MANILA - President Rodrigo Duterte said he hopes he would not be "compelled" to set up a revolutionary government in the Philippines, as he insists he still finds no reason to declare such.
"Well, I hope there will never be a time I will be compelled to call for it. Ako basta abugado and we follow the Constitution," Duterte said in an interview with Palace Communications Assistant Secretary Mocha Uson posted on Wednesday.
It was Duterte himself who floated the idea of setting up a revolutionary government, wherein sweeping governmental reforms will take place, such as the declaration of government posts as vacant.
He has since flip-flopped on the issue, saying the country "won’t get anything" from the setting up of a revolutionary government.
The President, however, said he might be forced to declare a revolutionary government if the country, like a ship, "is about to capsize."
"If the country is going like a ship about to capsize then that would be the time, maybe, I will have to declare [a revolutionary government]," he said.
"Other than that wala akong nakitang rason bakit ako mag-revolutionary government."
While the President has already dismissed the idea of setting up a revolutionary government, in recent days he said he wants an overhauled Constitution that has strong anti-corruption provisions.
To allay fears he would use the Charter change to extend his stay in office, he assured the public he will step down once the revision of his desired version of the charter is fulfilled.
Various pro-Duterte groups around the country, including in the President’s home city of Davao, are scheduled to hold rallies today to call on the setting up of a revolutionary government, as the country celebrates the 154th birth anniversary of Andres Bonifacio.
Duterte said he respects the decision of his supporters to mount rallies calling for the setting up of a revolutionary government, noting that these may be borne out of the frustration over the corruption in government.
Cause-oriented group Tindig Pilipinas, which counts prominent political opposition figures as its members, however, is not convinced that Duterte has indeed abandoned the idea of setting up a revolutionary government.
"Let us not be fooled by President Duterte and his administration’s capacity to hem and haw or be deceived by their seeming reluctance to declare a revolutionary government," Tindig Pilipinas said in a statement.
"Their plans subvert our Constitution, upend our laws and rend our social fabric are serious and real. The threat is imminent."
The group added that the "promise of a golden age brought by revolutionary government is a myth."
"Our country was once fooled by President Marcos and his promise of a New Society. In the end, we became a beggar state and the doormat of Asia.
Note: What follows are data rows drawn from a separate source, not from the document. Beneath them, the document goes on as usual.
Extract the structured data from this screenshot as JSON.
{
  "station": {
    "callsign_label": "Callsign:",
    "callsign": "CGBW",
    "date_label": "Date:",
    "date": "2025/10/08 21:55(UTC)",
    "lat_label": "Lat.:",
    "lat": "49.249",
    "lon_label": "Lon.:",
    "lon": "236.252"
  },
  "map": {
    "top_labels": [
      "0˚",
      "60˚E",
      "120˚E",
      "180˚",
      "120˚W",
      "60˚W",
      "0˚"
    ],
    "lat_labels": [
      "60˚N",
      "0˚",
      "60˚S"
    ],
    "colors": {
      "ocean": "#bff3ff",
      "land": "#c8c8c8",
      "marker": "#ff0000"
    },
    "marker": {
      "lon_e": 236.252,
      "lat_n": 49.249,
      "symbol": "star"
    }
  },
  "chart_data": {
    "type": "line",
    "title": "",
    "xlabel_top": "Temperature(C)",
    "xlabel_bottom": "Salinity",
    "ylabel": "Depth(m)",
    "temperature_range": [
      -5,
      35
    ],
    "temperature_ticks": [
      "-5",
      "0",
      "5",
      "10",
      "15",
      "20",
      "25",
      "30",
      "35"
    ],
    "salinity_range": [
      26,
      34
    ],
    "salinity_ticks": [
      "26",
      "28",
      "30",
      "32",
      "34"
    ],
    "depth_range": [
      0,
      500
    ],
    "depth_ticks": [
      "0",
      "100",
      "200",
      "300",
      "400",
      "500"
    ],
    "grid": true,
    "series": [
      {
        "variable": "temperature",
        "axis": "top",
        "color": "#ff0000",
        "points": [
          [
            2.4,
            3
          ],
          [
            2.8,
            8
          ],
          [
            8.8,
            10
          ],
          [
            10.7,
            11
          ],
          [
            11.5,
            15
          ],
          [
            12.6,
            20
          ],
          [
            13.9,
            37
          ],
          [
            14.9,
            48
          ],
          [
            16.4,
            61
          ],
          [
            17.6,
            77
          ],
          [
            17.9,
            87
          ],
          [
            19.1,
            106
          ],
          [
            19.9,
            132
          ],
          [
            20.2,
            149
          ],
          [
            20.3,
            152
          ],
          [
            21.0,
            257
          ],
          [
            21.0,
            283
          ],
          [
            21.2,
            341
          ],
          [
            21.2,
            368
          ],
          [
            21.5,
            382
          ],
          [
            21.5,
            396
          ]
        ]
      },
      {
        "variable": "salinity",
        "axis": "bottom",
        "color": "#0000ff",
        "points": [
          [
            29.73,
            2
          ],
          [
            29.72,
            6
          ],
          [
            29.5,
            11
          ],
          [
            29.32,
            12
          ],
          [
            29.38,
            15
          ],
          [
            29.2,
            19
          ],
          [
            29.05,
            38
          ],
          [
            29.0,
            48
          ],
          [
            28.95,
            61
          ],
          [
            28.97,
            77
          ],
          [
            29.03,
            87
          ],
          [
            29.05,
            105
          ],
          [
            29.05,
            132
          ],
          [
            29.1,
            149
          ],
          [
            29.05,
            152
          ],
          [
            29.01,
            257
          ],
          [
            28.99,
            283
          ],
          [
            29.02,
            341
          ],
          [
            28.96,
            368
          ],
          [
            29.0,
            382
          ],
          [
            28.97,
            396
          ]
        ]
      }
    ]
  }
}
That is why we say Never Again."
"If Duterte has been unable to wield the tremendous powers of the Presidency to bring about the reforms he has promised under a democracy, he is at best incompetent, at worse, traitorous or both. He cannot be given more powers when he has proven himself capable only of using those powers to benefit himself and his friends."
Vice President Leni Robredo also rejected the idea of setting up a revolutionary government, adding it would be "ironic" since the establishment of such will mean the dissolution of the present government.
"Nakakabahala ito, kasi kapag sinabi kasing revolutionary government, gusto mong isantabi iyong Konstitusyon. Laban ito sa mga existing na batas, kaya nakakabahala," Robredo said in a chance interview during the celebration of Bonifacio Day in Caloocan City.
"Iyong tanong nito, iyong mga sasali ba dito…may be held liable? Kasi iyong pag-alsa laban sa Konstitusyon, pag-alsa iyon laban sa pamahalaan."